Why Do I Get Sore Two Days Later?

What Is Delayed Onset Muscle Soreness?

You worked out yesterday or two days ago and your muscles are screaming at you now.  Maybe you did a new workout or added weight or just started.  No matter what you did, you were not expecting to be feeling it this much.  Welcome to DOMS – Delayed Onset Muscle Soreness.  DOMS is felt somewhere between 24-72 hours post exercise.  The soreness tends to be at its peak in the 48 hour mark, but it can take up to ten total days to fully recover.  Don’t let any of this scare you, in the end it’s all beneficial.

But Why Though...

Muscle soreness is the breakdown or “microtrauma” of muscle fibers and connective tissues.  When they tear it stimulates new muscle fiber production and growth, that way when the movements are performed again the body will be more efficient.  Kind of a miracle if we do say so ourselves.  It’s like evolution at light speed. And with any kind of weight bearing activity your bone density improves too, which is a second miracle.

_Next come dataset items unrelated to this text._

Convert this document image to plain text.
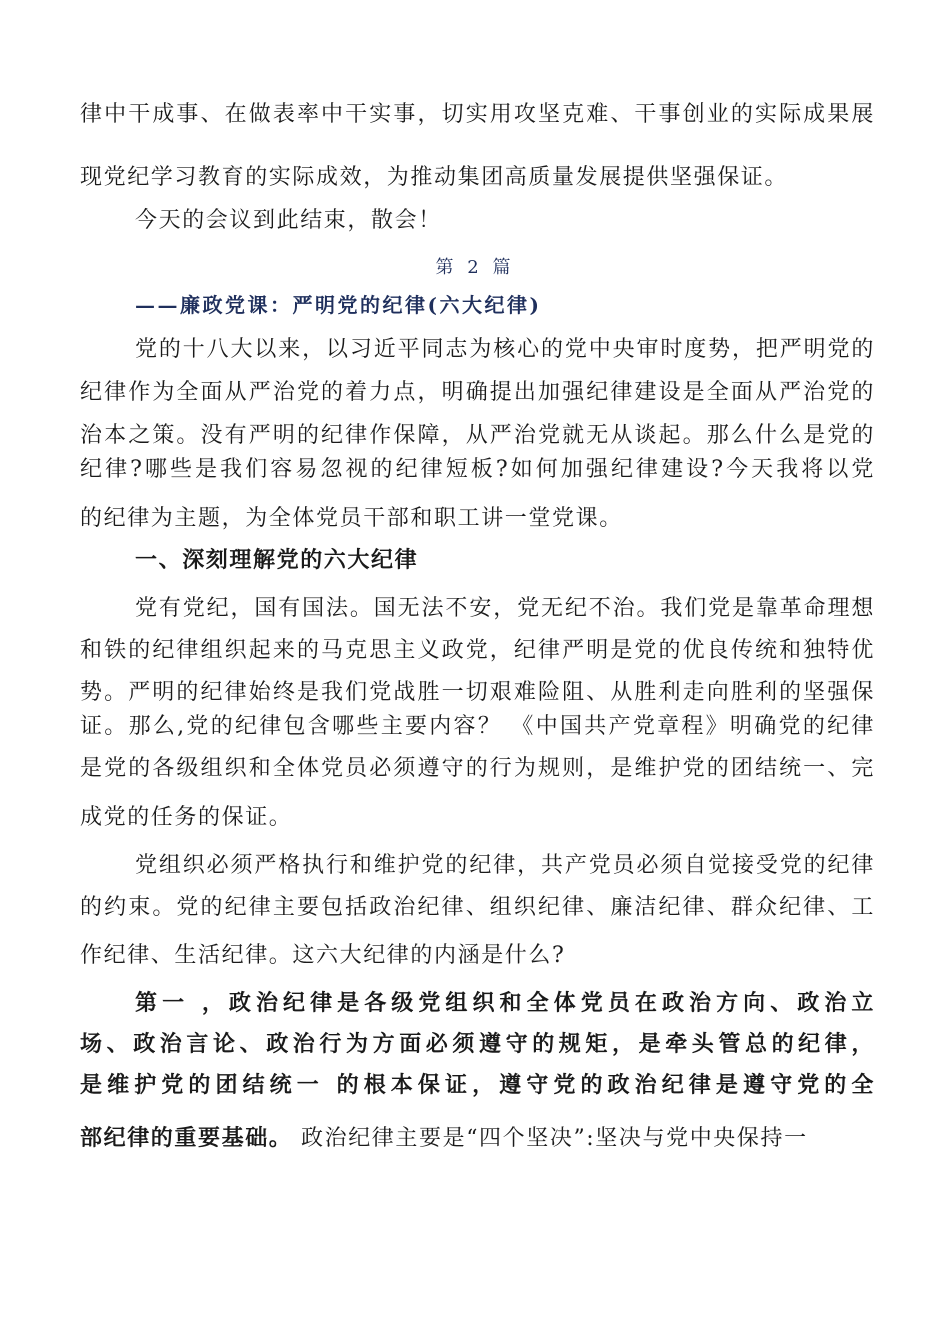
律中干成事、在做表率中干实事，切实用攻坚克难、干事创业的实际成果展
现党纪学习教育的实际成效，为推动集团高质量发展提供坚强保证。
今天的会议到此结束，散会！
第 2 篇
——廉政党课：严明党的纪律(六大纪律)
党的十八大以来，以习近平同志为核心的党中央审时度势，把严明党的
纪律作为全面从严治党的着力点，明确提出加强纪律建设是全面从严治党的
治本之策。没有严明的纪律作保障，从严治党就无从谈起。那么什么是党的
纪律?哪些是我们容易忽视的纪律短板?如何加强纪律建设?今天我将以党
的纪律为主题，为全体党员干部和职工讲一堂党课。
一、深刻理解党的六大纪律
党有党纪，国有国法。国无法不安，党无纪不治。我们党是靠革命理想
和铁的纪律组织起来的马克思主义政党，纪律严明是党的优良传统和独特优
势。严明的纪律始终是我们党战胜一切艰难险阻、从胜利走向胜利的坚强保
证。那么,党的纪律包含哪些主要内容？ 《中国共产党章程》明确党的纪律
是党的各级组织和全体党员必须遵守的行为规则，是维护党的团结统一、完
成党的任务的保证。
党组织必须严格执行和维护党的纪律，共产党员必须自觉接受党的纪律
的约束。党的纪律主要包括政治纪律、组织纪律、廉洁纪律、群众纪律、工
作纪律、生活纪律。这六大纪律的内涵是什么?
第一 ，政治纪律是各级党组织和全体党员在政治方向、政治立
场、政治言论、政治行为方面必须遵守的规矩，是牵头管总的纪律，
是维护党的团结统一 的根本保证，遵守党的政治纪律是遵守党的全
部纪律的重要基础。 政治纪律主要是“四个坚决”:坚决与党中央保持一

There have been handfuls of studies on muscle soreness.  It’s been debated whether or not DOMS is desirable or permanently damaging and whether or not our efforts to alleviate soreness are actually effective.  However, we do know that the cellular and biochemical explanations of DOMS are in depth.  Exercise, specifically controlled eccentric movement (when you’re lowering your arm at the end of a bicep curl), damages the muscles and our body reacts by producing all kinds of healing techniques. For example, we make more creatine kinase (CK), an enzyme that leaks into the blood and spikes its levels when our muscles need repairing.  This is why it’s important to eat foods like proteins right after exercise to help repair the fibers right away.  There’s your first tip to alleviating DOMS next time you work out.


Although the answers to this question are widely debated, there are still a few.

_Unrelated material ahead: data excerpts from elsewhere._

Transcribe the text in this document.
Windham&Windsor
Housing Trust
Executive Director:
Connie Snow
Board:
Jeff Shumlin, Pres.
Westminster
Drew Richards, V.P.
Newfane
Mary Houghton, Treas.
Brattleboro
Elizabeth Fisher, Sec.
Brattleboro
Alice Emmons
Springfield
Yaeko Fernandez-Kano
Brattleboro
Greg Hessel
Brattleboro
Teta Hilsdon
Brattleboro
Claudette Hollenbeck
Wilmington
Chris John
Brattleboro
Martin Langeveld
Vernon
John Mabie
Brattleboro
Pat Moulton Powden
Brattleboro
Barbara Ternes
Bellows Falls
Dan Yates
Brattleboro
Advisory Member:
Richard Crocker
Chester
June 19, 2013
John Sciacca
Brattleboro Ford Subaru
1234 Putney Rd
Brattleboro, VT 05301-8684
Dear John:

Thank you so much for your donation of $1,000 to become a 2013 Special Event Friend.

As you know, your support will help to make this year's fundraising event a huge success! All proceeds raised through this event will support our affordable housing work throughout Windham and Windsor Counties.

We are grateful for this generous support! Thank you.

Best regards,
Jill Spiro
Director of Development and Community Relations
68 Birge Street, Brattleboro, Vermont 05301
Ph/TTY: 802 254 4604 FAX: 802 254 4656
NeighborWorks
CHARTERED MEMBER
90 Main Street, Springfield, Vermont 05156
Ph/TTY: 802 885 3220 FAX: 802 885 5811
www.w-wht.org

Light exercise IS beneficial for alleviating DOMS. Not only does it get the blood flowing, which carries all the healthy enzymes used to rebuild muscle, but it keeps the fascia and muscles moving enough to maintain some range of motion (ROM). Exercise and its induced soreness can lead to stiffness which can lead to future injury when you exercise again.  It is vital to stretch or foam roll or go through mobility drills for injury prevention.

Ibuprofen and aspirin ARE effective at relieving inflammation and lowering levels of pain if you’re soreness isn’t too intense.

Icing or cryotherapy ARE promising and have shown to work in studies as well.  The only issue with cryotherapy is that it’s still relatively new and a difficult service to find.

Studies suggest that sedentary rest is NOT recommended. This means it won’t benefit you to go home and lay on the couch for three days.